5 Conclusions and Future Work

An automatic system for the detection of microaneurysms in colour fundus images using fuzzy image pre-processing techniques and deep learning has been developed in this paper. Although the detection of microneurysms is challenging due to the special characteristics of the microaneurysms, it can be concluded that the proposed techniques were able to improve to some degree the contrast and eventually improve the system performance for the automated microaneurysms detection system.

The system can be enhanced by implementing different other combinations of pre-processing techniques including those based on fuzzy approaches. The system can be further extended by implementing retinal structures extraction, such as optic disc and vessel segmentation for image preprocessing to produce a more reliable microaneurysms detection system. The system will also be extended to get more details on the microaneurysms classification, as proposed by the first categorisation of the novel dataset (Table 1), namely to classify into no microaneurysms presence, low, moderate/medium and severe cases. Further explorations on deep learning architectures for classification will be performed in order to increase the microaneurysms detection accuracy. Deep learning implementations are considered challenging when dealing with small or medium size datasets, as it is our case. Other convolutional neural networks, such as AlexNet, GoogLeNet, ResNet VCG16, VCG19, Inception-v3 and Inceptionrestnet-v2, could be used and validated with the proposed system. An accurate system could be used to help the diabetic retinopathy screening team to perform better and more efficient screening. The proposed developed system could be a benchmark for the development of other retinopathy signs’ detection system, such as for exudates, haemorrhages and neovascularisation. Besides presenting the novel development of an automatic detection for microaneurysms, this paper also introducing a new dataset of microaneurysms, which would be useful to researchers and practitioners working in the diabetic retinopathy screening field.

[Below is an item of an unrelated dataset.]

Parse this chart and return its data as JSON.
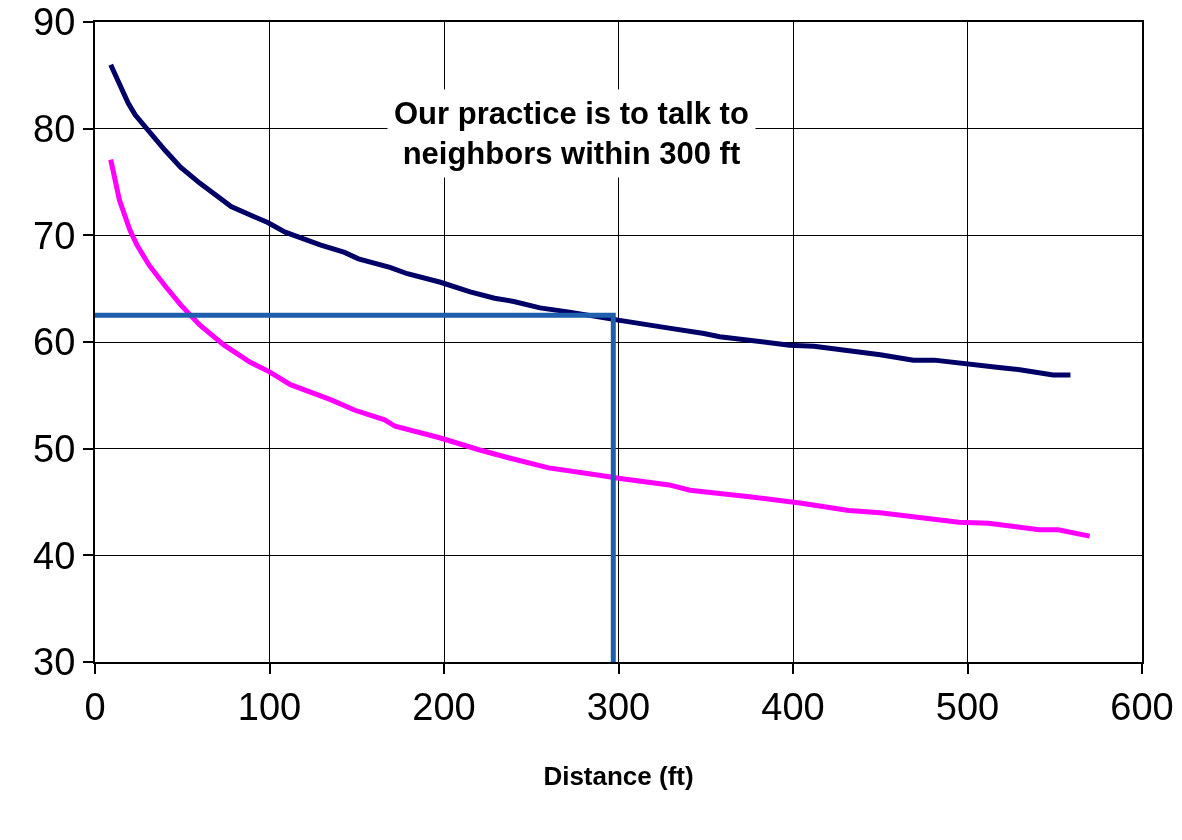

Deep Learning approaches have great potential for automatic detection of diabetic retinopathy, but the limitations of such approaches are exactly in the “automatic” thus “black-box” behaviour. Due to raising legal issues such automatic approaches become difficult to use in the future, consequently the field of explainable AI [48] becomes more and more important. Explainable AI develops methods for making such deep learning approaches transparent. However, for diagnostic and educational purposes there is a need to go beyond explainable AI; For example, to reach a level of explainable medicine there is a crucial need for causability. Causability [49] is different from Causality [50] but closely connected. Causability provides measurements for the quality of explanations produced by explainable AI methods and to enable the medical professional to understand why an algorithm came up with a certain result, or why a result had a certain error rate. This calls for contextual understanding which can be fostered by bringing a human-in-the-loop [51], which adds the component of human expertise to AI processes.